Laman

Senin, 27 Juni 2022

Sejarah Menjadi Indonesia (678): Serawak dan Kerajaan Aru di Padang Lawas; James Brooke dari Tapanoeli Koloni Serawak 1841

 

*Untuk melihat semua artikel Sejarah Menjadi Indonesia dalam blog ini Klik Disini

Jauh sebelum dikenal nama Serawak di Borneo Utara, sudah dikenal nama Brunai. Sejak kehadiran orang Eropa, pelaut Portugis yang mengunjungi Broenai tahun 1524, sejak itu nama peta pulau disebut Borneo (merujuk pada nama Brunai). Bagaimana dengan wilayah Serawak ketika Brunai telah menjadi pelabuhan ramai dalam aktivitas perdagangan?

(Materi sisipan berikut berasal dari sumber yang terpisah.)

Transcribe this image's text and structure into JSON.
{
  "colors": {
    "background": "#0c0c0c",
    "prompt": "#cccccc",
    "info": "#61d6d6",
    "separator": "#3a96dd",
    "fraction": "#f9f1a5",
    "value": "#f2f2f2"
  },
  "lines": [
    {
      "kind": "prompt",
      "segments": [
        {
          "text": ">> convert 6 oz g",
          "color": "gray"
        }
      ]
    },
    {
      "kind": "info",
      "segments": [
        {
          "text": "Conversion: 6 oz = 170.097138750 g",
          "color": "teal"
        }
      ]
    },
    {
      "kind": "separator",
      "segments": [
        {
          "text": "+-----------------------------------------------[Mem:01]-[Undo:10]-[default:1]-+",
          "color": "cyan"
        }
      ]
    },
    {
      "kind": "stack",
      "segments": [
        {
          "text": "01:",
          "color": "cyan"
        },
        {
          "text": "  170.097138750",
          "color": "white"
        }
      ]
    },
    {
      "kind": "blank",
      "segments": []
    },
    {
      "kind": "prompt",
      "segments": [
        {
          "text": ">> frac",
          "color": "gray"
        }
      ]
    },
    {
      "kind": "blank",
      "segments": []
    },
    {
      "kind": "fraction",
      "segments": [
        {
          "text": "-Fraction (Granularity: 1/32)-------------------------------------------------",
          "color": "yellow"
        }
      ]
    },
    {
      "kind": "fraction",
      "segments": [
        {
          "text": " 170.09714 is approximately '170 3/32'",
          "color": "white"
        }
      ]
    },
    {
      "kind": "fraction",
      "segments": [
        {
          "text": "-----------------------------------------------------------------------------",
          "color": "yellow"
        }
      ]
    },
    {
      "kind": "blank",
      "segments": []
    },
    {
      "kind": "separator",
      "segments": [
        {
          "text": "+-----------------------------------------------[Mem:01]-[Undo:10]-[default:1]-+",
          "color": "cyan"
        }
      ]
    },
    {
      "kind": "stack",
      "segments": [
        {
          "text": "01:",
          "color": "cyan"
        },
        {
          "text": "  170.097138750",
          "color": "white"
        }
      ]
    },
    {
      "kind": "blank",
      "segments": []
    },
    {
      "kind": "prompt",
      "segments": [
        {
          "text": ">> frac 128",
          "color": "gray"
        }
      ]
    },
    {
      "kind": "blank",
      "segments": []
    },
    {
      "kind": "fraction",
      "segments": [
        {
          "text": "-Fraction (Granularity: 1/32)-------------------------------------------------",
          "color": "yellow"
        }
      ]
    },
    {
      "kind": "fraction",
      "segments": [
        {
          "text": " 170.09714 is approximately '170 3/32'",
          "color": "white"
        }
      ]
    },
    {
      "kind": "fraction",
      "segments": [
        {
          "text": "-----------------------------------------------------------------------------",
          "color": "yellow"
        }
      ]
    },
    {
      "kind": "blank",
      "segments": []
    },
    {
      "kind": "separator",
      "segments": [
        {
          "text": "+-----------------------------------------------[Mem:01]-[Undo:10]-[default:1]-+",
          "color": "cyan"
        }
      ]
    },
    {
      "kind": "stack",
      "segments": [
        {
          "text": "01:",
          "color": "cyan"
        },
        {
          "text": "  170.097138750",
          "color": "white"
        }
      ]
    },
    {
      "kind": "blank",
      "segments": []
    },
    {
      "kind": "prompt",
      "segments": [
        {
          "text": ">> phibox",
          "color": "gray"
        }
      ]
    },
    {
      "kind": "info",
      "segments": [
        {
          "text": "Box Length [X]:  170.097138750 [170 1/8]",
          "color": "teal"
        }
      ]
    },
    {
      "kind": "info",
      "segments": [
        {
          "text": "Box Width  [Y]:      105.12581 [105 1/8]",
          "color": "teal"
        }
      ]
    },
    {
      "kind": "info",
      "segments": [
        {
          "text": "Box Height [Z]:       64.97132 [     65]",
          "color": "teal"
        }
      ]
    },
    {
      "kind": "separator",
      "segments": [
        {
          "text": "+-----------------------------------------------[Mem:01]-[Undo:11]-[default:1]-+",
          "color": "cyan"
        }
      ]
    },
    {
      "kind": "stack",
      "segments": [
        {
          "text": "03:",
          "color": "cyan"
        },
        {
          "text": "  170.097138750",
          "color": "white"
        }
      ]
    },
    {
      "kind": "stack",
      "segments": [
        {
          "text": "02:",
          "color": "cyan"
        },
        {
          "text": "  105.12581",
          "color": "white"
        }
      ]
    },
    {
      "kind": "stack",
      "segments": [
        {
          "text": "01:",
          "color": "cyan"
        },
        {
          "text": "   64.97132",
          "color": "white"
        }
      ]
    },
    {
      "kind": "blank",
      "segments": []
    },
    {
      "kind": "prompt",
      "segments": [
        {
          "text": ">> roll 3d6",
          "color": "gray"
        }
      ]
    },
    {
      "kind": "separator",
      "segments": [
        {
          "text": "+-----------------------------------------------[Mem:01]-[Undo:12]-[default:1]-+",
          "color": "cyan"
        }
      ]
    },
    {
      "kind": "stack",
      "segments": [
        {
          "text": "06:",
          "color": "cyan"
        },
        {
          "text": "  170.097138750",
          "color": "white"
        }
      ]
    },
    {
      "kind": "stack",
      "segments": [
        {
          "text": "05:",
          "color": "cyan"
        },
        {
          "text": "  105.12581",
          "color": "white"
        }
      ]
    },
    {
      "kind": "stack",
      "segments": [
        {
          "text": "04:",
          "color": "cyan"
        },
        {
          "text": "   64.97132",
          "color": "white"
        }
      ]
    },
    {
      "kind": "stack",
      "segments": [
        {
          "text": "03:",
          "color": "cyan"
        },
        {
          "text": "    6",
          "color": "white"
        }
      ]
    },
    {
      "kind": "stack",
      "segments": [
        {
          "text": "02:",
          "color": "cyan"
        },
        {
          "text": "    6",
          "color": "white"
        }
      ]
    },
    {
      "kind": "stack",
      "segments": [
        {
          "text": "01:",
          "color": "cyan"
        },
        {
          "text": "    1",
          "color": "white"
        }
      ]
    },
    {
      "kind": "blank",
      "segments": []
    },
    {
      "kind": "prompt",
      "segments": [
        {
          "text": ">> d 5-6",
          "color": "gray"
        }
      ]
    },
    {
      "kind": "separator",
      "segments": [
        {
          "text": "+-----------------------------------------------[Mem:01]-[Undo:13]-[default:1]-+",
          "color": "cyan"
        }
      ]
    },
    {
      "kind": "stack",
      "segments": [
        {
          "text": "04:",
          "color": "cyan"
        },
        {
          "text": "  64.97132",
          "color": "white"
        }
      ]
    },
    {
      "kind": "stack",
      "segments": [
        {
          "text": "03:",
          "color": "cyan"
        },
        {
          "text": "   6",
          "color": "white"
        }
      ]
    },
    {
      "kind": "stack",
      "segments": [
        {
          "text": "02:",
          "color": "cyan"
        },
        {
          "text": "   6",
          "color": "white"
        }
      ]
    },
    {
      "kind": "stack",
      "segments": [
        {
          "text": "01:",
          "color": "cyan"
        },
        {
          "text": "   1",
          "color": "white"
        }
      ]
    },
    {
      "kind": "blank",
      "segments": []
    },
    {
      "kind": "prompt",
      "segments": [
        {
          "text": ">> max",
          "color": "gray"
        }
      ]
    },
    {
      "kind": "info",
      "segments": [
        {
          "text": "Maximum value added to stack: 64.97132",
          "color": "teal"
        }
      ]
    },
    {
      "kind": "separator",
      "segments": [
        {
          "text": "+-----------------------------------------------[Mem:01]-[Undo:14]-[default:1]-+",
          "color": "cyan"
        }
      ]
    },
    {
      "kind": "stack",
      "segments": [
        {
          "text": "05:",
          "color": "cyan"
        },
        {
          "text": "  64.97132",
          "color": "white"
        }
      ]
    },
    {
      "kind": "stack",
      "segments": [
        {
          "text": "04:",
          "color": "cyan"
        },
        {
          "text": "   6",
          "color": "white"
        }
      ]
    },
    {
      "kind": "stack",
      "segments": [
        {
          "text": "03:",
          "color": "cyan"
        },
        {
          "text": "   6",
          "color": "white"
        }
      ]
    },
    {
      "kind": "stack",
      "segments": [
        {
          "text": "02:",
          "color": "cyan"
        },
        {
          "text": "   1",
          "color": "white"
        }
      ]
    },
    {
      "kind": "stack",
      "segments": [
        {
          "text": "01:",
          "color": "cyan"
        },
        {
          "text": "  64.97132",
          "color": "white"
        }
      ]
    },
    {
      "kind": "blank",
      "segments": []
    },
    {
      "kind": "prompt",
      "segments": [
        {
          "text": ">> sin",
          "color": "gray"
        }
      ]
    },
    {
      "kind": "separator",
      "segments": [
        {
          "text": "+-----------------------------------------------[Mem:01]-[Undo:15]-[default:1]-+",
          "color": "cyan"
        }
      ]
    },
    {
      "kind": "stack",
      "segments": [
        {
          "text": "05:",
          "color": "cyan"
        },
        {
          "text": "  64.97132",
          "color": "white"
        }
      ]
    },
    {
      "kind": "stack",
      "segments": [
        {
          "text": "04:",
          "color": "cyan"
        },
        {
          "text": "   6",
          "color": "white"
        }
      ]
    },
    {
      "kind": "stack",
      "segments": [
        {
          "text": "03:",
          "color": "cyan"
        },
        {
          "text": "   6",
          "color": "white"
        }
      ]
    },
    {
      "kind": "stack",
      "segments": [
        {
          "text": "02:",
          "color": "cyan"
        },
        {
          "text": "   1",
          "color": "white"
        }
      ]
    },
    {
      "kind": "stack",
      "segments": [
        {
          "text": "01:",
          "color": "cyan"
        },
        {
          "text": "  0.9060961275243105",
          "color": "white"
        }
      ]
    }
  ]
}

Sarawak, populer dengan julukan Bumi Kenyalang secara de facto merupakan sebuah negara berdaulat yang merdeka pada 22 Juli 1963, dan secara de jure juga termasuk sebagai salah satu negara bagian di Malaysia. Negara bagian ini memiliki otonomi dalam pemerintahan, imigrasi, dan yudisier yang berbeda dari negara-negara bagian di Semenanjung Malaysia. Sarawak terletak di Barat Laut Borneo dan berbatasan dengan Negara Bagian Sabah di Timur Laut, Provinsi Kalimantan Barat, Provinsi Kalimantan Timur, dan Provinsi Kalimantan Utara di bagian Selatan, juga berpapasan dengan Brunei di Timur Laut. Berdasarkan penjelasan yang paling umum diterima, kata "Sarawak" berasal dari bahasa Melayu Sarawak, serawak, yang berarti antimon. Sementara itu, menurut penjelasan lain yang populer, kata Serawak merupakan pemendekan dari empat kata Melayu yang konon pernah diucapkan oleh Pangeran Muda Hashim (paman Sultan Brunei), Saya serah pada awak (Aku menyerahkannya kepadamu), saat ia memberikan Sarawak kepada James Brooke pada 1841. Namun, penjelasan semacam itu tidak benar, karena wilayah tersebut sudah dijuluki Sarawak sebelum kedatangan Brooke, dan kata "awak" tak pernah ada dalam kosakata Melayu Sarawak sebelum pembentukan negara Malaysia. Sarawak juga dijuluki "Tanah Rangkong" (Bumi Kenyalang), karena burung rangkong merupakan salah satu simbol kebudayaan yang penting bagi suku Dayak di Sarawak. Selain itu, terdapat sebuah kepercayaan setempat yang menyatakan bahwa burung rangkong akan mendatangkan keberuntungan jika terlihat terbang di atas permukiman. Di Sarawak juga terdapat 8 dari 54 spesies rangkong dunia, dan rangkong badak adalah burung resmi negara bagian Sarawak. Wikipedia)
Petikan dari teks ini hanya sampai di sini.